Marjoe
Directors:
Sarah Kernochan and Howard Smith
New Video Group 1972
All the world’s sleazy salesmen batting around Glengarry Glen Ross quotes like beach balls at their cubicle meetings have a new huckster to worship. Meet Marjoe Gortner, a whiz kid evangelist who raked in millions for his parents when he became the world’s youngest ordained minister in the mid-century heyday of church tent preaching.
Nowadays, addicts of religion get their nightly fix via TV from celebrity evangelists, but back in the ‘50s and ‘60s, they gathered in churches and under outdoor tents, lining up with jittery fistfuls of cash to be healed and blessed by itinerant preachers.
Marjoe performed a marriage ceremony at the age of four, with newspaper and television coverage securing him high status on the preaching circuit for the duration of his career. The TV footage of him preaching as a little kid is unnerving, with calculated melodramatic, forced eye-contact and fast-paced, ritualistic body language turning him into a dexterous wind-up doll, albeit an unerring one.
This eponymous documentary, released in 1972, catches up with him in his mid 20s, still a preacher, and eerily similar to those now randomly populating triple-digit TV stations on the nightly. Now jaded and surprisingly candid, Marjoe admits to the filmmakers that he’s a fraud, tricking people out of their money and believing not a drop of his perfected stage act.
Obviously knowing the film would out him as a conman and tired of the business, Marjoe was ready to give up preaching to try the slightly more ethical, usually less profitable worlds of acting and rock music.

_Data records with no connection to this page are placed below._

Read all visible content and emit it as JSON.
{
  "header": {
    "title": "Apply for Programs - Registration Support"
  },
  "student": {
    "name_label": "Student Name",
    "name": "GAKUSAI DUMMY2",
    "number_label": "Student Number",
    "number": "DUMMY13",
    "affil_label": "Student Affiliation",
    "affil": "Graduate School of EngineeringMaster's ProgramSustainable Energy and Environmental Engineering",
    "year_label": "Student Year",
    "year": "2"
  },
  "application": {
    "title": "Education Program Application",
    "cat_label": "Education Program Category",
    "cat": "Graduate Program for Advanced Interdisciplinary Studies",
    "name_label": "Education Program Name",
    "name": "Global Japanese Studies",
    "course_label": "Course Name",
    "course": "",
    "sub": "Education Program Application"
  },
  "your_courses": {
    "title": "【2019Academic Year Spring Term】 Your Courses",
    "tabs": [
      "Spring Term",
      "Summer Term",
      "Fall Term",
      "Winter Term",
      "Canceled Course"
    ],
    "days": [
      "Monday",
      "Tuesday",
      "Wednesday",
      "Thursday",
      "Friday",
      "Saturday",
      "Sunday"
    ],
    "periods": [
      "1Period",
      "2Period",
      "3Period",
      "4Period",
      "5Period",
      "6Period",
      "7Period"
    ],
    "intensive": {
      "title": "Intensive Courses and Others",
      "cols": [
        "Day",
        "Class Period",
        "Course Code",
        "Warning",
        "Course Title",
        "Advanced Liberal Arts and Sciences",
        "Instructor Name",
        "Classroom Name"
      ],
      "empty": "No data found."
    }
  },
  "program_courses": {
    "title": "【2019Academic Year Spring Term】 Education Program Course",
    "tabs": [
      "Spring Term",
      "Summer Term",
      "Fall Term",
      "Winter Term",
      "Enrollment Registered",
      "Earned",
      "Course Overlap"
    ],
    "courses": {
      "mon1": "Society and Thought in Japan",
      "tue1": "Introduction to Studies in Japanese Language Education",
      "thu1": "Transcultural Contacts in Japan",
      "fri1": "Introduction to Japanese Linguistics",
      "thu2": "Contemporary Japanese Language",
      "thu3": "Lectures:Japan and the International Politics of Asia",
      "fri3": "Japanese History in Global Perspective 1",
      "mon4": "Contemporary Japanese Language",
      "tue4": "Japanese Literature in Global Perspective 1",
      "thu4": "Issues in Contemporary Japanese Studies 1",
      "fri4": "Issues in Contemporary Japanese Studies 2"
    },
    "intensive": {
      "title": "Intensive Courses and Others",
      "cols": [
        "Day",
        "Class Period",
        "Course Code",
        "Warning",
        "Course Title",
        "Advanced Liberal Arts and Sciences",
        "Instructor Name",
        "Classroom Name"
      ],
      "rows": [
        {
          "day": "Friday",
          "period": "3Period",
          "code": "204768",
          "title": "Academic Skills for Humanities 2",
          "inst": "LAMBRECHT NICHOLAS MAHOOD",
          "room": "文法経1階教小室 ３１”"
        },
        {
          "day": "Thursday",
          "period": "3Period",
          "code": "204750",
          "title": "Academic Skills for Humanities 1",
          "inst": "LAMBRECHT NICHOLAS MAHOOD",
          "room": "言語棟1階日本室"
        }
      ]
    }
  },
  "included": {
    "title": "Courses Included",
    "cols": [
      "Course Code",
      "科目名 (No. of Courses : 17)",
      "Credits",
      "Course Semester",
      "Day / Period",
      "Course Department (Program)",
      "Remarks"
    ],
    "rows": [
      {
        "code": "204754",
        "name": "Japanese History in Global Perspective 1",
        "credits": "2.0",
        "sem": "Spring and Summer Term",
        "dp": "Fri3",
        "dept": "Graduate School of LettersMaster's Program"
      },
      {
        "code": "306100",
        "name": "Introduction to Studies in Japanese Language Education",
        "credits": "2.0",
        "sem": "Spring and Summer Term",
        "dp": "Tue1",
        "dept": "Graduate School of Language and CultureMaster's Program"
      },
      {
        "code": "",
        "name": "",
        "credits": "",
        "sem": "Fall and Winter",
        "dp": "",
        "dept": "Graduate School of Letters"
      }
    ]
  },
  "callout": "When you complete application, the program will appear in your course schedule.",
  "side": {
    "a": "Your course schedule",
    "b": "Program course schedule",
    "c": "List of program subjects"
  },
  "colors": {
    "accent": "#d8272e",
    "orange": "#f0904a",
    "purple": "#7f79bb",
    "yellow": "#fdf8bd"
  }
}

Also, by this point Marjoe’s parents had tellingly taken off with most of his money, but with his shows still bringing in decent numbers, it wasn’t financial desperation that stirred a career change - instead it was a shred of morality (or sheer boredom) that made him want out.
The film intercuts his interviews with on-stage preaching, where he copies arm movements from Sir Mick and even uses a special ink to make a cross on his forehead change colors as he sweats! Off stage, he laughs about the people he “heals,” who occasionally drop to the ground in cliches of divine shaking after he touches their foreheads.
The film itself is equal parts comical and sad. It evokes imagery characterizing timeless national divide: packed theaters of liberal New Yorkers in hysterics and theoretical art houses filled with small-town church folk shaking their heads in disapproval.
Off stage, Marjoe is inarguably charismatic, unraveling his life’s sham work with an enthusiastic smile. Fittingly and scarily, his mojo wasn’t faked on stage. While never offering a signature religious idea to enchant the masses - as he was never an aficionado of anything except crowd pleasing – Marjoe’s bubbly persona managed to win over a room with ease. Consider him the perfect puppet regime politician, able to present any idea laced in the murky elixir of captivating emotion and power.
Essentially, Marjoe was a drug dealer, injecting doses of hope into those who needed it most, never partaking in his own supply, and racketing profits from people who likely didn’t have a whole lot to spare. That’s the universally tragic part, because the only act these naïve people were guilty of was humble trust, and Marjoe instinctively pounced on them like a guy out of Boiler Room in a silly Napoleon Dynamite wig.
The humor blooms out of such ridiculousness, as Marjoe tells the camera “Glory je to Besus” and recites the Gospel as whole heartedly to his dog at the film’s end as he does preaching to a room of excited senior citizens.
It’s a joke to suggest broadcasting transformed evangelism into a virtuous profession, and so, watching this film, one can picture Jerry Falwell and Billy Graham counting greenbacks backstage with sweat dripping off the chin. Marjoe was not the last of a dying breed, but instead, one of the first and only self-induced whistleblowers in a controversial profession that’s currently packing stadium-size arenas complete with pyrotechnics on Sundays.
After this film won an Oscar in 1973, Marjoe did actually work as an actor, appearing on TV series like Kojak and T.J. Hooker, and appearing in films like Hellhole and, praise the lord, American Ninja 3: Blood Hunt. He’s been gone from the public eye since playing, yes, a preacher, in Walter Hill’s 1995 western Wild Bill. Three decades later Marjoe has seen the light on DVD, but still hasn’t found a larger following to spark debate that might finally unseat these millionaire kings from the table of the biggest façade in show business.